İran zengindi. Bolluğu ve coğrafi konumu nedeniyle Büyük
İskender'den, Arap komşularından batıya kadar, Türk ve Moğol fatihlerden gelen
saldırılara davet çıkarıyor, sık sık yabancı hakimiyetine maruz kalıyordu. Yine
de Pers dili ve kültürü bu saldırılar karşısında direniyordu; istilacılar bu
güçlü kültür içinde asimile oluyor ve bir bakıma kendileri de İranlılaşıyordu.

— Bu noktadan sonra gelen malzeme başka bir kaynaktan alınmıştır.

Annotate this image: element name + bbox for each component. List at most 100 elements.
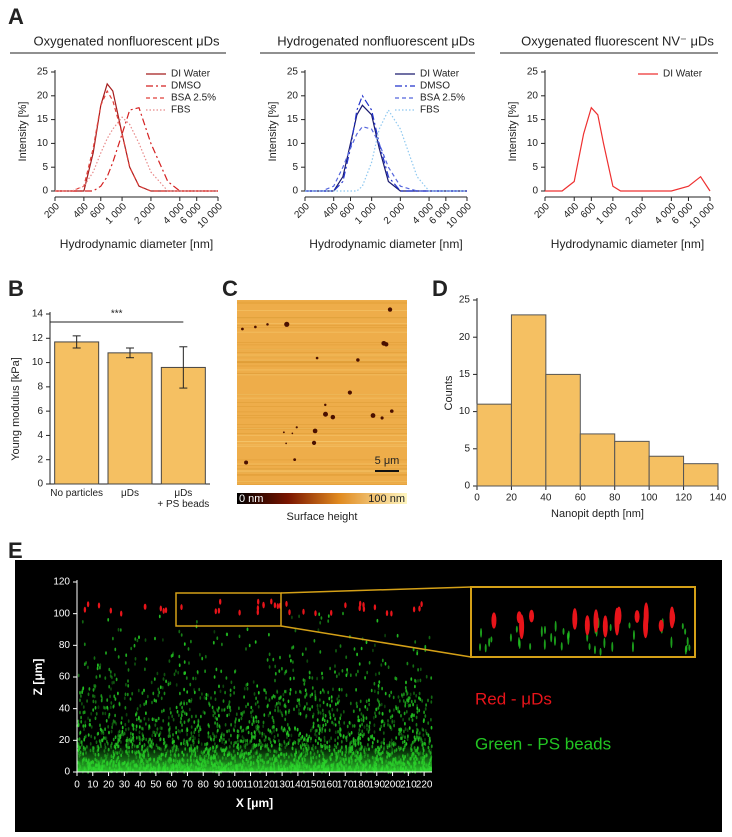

Yirminci yüzyılda İran yeni bir evreye girdi. Şah Rıza,
ülkeyi modernleştirmeye ve batılılaştırmaya karar verdi, ancak bu esnada
servetin yeni bir kaynağı keşfedildi: petrol. Ve petrolle beraber başka bir
istila geldi: Batı, özellikle Büyük Britanya, İran ekonomisi üzerinde güçlü
nüfuz sahibi oldu. İkinci Dünya Savaşı sırasında İngilizler, Sovyetler ve
Amerikalılar Şah Rıza'dan Almanlara karşı kendileriyle ittifak yapmasını
istediler. Fakat Alman sempatizanı olan Şah Rıza, İran'ın tarafsız bölge
olduğunu ilan etti. Böylece Müttefikler İran'ı istila ve işgal etti. Şah Rıza
sürgüne gönderildi ve yerine sadece Şah olarak bilinen oğlu Muhammed Rıza
Pehlevi geçti.
1951 yılında İran Başbakanı olan Muhammed Musaddık, petrol
sanayiini ulusallaştırdı. Büyük Britanya, misilleme olarak İran'dan petrol
ihracının tamamına yönelik ambargo düzenledi. 1953 yılında CIA, İngiliz
istihbaratının yardımıyla Muhammed Musaddık'a karşı bir darbe örgütledi.
Mussaddık devrildi ve daha önce ülkeden kaçmış olan Şah yeniden iktidar oldu.
Şah, İslam devriminden kurtulmak için İran'dan kaçtığı 1979 yılına kadar tahtta
kaldı.
O zamandan beri, bu eski ve büyük uygarlık çoğunlukla
fundamentalizm, fanatizm ve terörizm ile birlikte tartışıldı. Hayatının
yarısından fazlasını İran'da geçirmiş bir İranlı olarak biliyorum ki bu imaj
gerçeklikten çok uzaktır. İşte bu nedenle "Persepolis"i yazmak benim
için bu denli önemliydi. Bütün bir ulusun birkaç köktencinin günahlarıyla
yargılanmaması gerektiğine inanıyorum. Aynı zamanda özgürlüğü savunurken
hayatlarını cezaevinde yitiren, Irak'a karşı savaşta ölen, farklı baskıcı
rejimler altında acı çeken ya da ailelerini terk etmek ve memleketlerinden
kaçmak zorunda kalmış İranlıların da unutulmasını istemiyorum.
İnsan bağışlayabilir ama asla unutmamalıdır.